Astarion watched as my thoughts drifted, "how can I help you?"
"Just hold me, please," I said.
He nodded, and swept me up in his arms. I didn't know what to feel. Part of me wished Odin had finished the job in my dream. But then a thought occurred to me. If I were to meet my end, the cult would continue, and there would be more bloodshed. I knew it was the only way I could make up for my sins.

-----

The next day I woke up in Astarion's arms. I couldn't remember when I fell asleep, but we had appeared to have slept in. It looked as if it was almost lunch time.
"Why didn't you wake me?" I nudged him.
He stirred, "because you kept me up half the night, and I need my beauty sleep."
"Please, you were just laying there pretending to sleep. The others are being far too loud for you," I said.
I lay back down on the bedroll and stared up at the sky. It was a clear sunny day. My eyes were heavy, and my mind ached. I had to put an end to Orin and these cultists.
Astarion lay beside me, "what's going on in that head of yours?"
"Just planning," I said.
"You know, I was alive the last time your kind were around. It was carnage. People are probably more afraid of your kind than they are mine," he said.
"Is that supposed to make me feel better?" I frowned.

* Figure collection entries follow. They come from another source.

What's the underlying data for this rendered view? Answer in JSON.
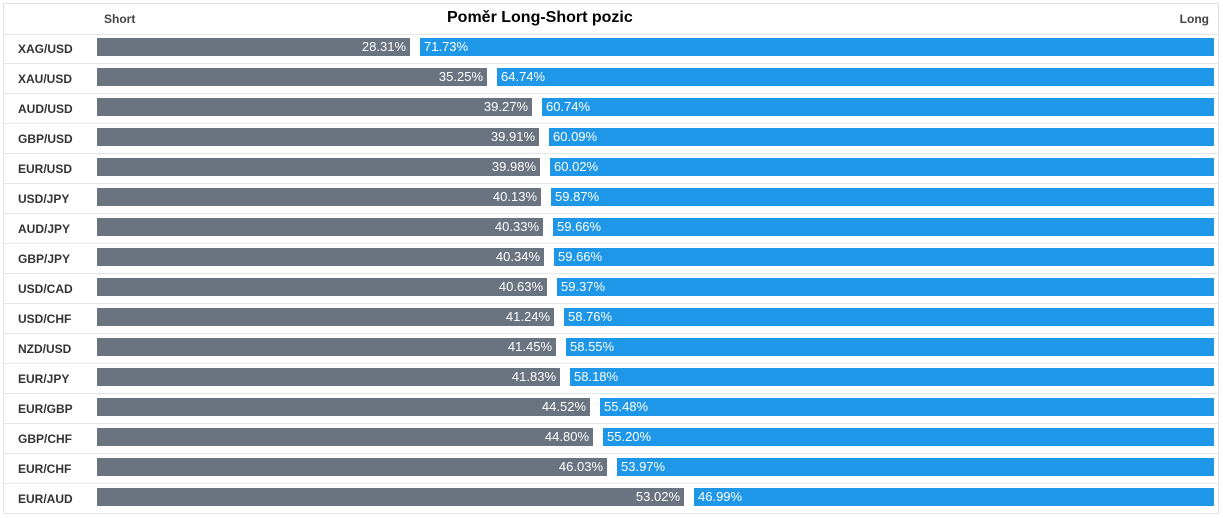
{
  "header": {
    "short_label": "Short",
    "long_label": "Long",
    "title": "Poměr Long-Short pozic"
  },
  "colors": {
    "short": "#6a7480",
    "long": "#1f97e9"
  },
  "chart_data": {
    "type": "bar",
    "title": "Poměr Long-Short pozic",
    "categories": [
      "XAG/USD",
      "XAU/USD",
      "AUD/USD",
      "GBP/USD",
      "EUR/USD",
      "USD/JPY",
      "AUD/JPY",
      "GBP/JPY",
      "USD/CAD",
      "USD/CHF",
      "NZD/USD",
      "EUR/JPY",
      "EUR/GBP",
      "GBP/CHF",
      "EUR/CHF",
      "EUR/AUD"
    ],
    "series": [
      {
        "name": "Short",
        "values": [
          "28.31%",
          "35.25%",
          "39.27%",
          "39.91%",
          "39.98%",
          "40.13%",
          "40.33%",
          "40.34%",
          "40.63%",
          "41.24%",
          "41.45%",
          "41.83%",
          "44.52%",
          "44.80%",
          "46.03%",
          "53.02%"
        ]
      },
      {
        "name": "Long",
        "values": [
          "71.73%",
          "64.74%",
          "60.74%",
          "60.09%",
          "60.02%",
          "59.87%",
          "59.66%",
          "59.66%",
          "59.37%",
          "58.76%",
          "58.55%",
          "58.18%",
          "55.48%",
          "55.20%",
          "53.97%",
          "46.99%"
        ]
      }
    ],
    "stacked": true,
    "orientation": "horizontal",
    "xlim": [
      0,
      100
    ]
  }
}
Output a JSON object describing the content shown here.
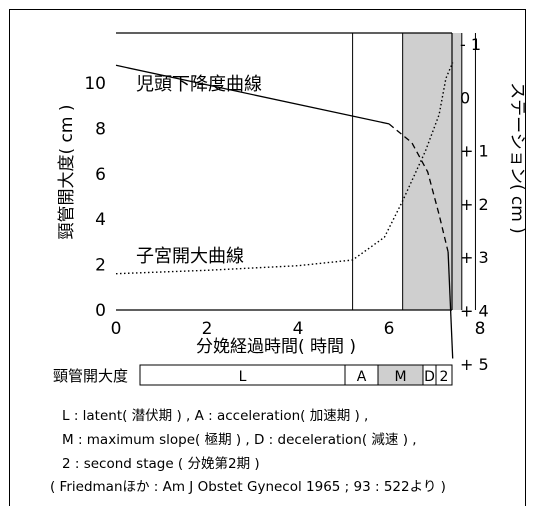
{
  "chart_data": {
    "type": "line",
    "xlabel": "分娩経過時間( 時間 )",
    "ylabel": "頸管開大度( cm )",
    "y2label": "ステーション( cm )",
    "x_ticks": [
      {
        "v": 0,
        "label": "0"
      },
      {
        "v": 2,
        "label": "2"
      },
      {
        "v": 4,
        "label": "4"
      },
      {
        "v": 6,
        "label": "6"
      },
      {
        "v": 8,
        "label": "8"
      }
    ],
    "xlim": [
      0,
      7.4
    ],
    "ylim": [
      0,
      12.2
    ],
    "y_ticks": [
      {
        "v": 0,
        "label": "0"
      },
      {
        "v": 2,
        "label": "2"
      },
      {
        "v": 4,
        "label": "4"
      },
      {
        "v": 6,
        "label": "6"
      },
      {
        "v": 8,
        "label": "8"
      },
      {
        "v": 10,
        "label": "10"
      }
    ],
    "y2_ticks": [
      {
        "v": -1,
        "label": "- 1"
      },
      {
        "v": 0,
        "label": "0"
      },
      {
        "v": 1,
        "label": "+ 1"
      },
      {
        "v": 2,
        "label": "+ 2"
      },
      {
        "v": 3,
        "label": "+ 3"
      },
      {
        "v": 4,
        "label": "+ 4"
      },
      {
        "v": 5,
        "label": "+ 5"
      }
    ],
    "y2lim": [
      -1.35,
      5.1
    ],
    "phase_boundaries": [
      5.2,
      6.3,
      7.6,
      7.9
    ],
    "shaded_phase": [
      6.3,
      7.6
    ],
    "series": [
      {
        "name": "児頭下降度曲線",
        "axis": "right",
        "style": "solid",
        "points": [
          {
            "x": 0,
            "y": -0.6
          },
          {
            "x": 6.0,
            "y": 0.5
          }
        ],
        "dashed_points": [
          {
            "x": 6.0,
            "y": 0.5
          },
          {
            "x": 6.5,
            "y": 0.85
          },
          {
            "x": 6.85,
            "y": 1.4
          },
          {
            "x": 7.1,
            "y": 2.2
          },
          {
            "x": 7.3,
            "y": 2.9
          }
        ],
        "solid_tail": [
          {
            "x": 7.3,
            "y": 2.9
          },
          {
            "x": 7.4,
            "y": 4.9
          }
        ]
      },
      {
        "name": "子宮開大曲線",
        "axis": "left",
        "style": "dotted",
        "points": [
          {
            "x": 0,
            "y": 1.6
          },
          {
            "x": 2,
            "y": 1.75
          },
          {
            "x": 4,
            "y": 1.95
          },
          {
            "x": 5.2,
            "y": 2.2
          },
          {
            "x": 5.9,
            "y": 3.2
          },
          {
            "x": 6.3,
            "y": 4.8
          },
          {
            "x": 6.8,
            "y": 7.0
          },
          {
            "x": 7.1,
            "y": 8.6
          },
          {
            "x": 7.25,
            "y": 10.2
          },
          {
            "x": 7.4,
            "y": 10.9
          }
        ]
      }
    ],
    "phase_bar": {
      "label": "頸管開大度",
      "segments": [
        {
          "label": "L",
          "shaded": false
        },
        {
          "label": "A",
          "shaded": false
        },
        {
          "label": "M",
          "shaded": true
        },
        {
          "label": "D",
          "shaded": false
        },
        {
          "label": "2",
          "shaded": false
        }
      ]
    },
    "legend_lines": [
      "L : latent( 潜伏期 ) , A : acceleration( 加速期 ) ,",
      "M : maximum slope( 極期 ) , D : deceleration( 減速 ) ,",
      "2 : second stage ( 分娩第2期 )",
      "( Friedmanほか : Am J Obstet Gynecol 1965 ; 93 : 522より )"
    ]
  }
}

"No, I just want you to know that what we were told about them is not the person I see in front of me. Well, you did almost kill me once. But regardless, the point still stands."
I laughed, "I did do that, didn't I?"
"And you looked adorable doing so."
I took his hand and squeezed it, "thank you."
"I love you. Now, please don't do this to yourself again," he said, grabbing my arm and showing me my own stupidity.
"No, it won't fix anything, will it? The only way I can make up for even a fraction of it is by defeating Orin, and killing the cult."
"And I'll be with you all the way," Astarion said.
I gazed into his eyes. He saw so much in me. Part of me wondered why. But I already knew the answer. I was his everything, and the one thing worth fighting for after Cazador left him with nothing. I had to survive my demons for his sake as well as ridding the world of this cult.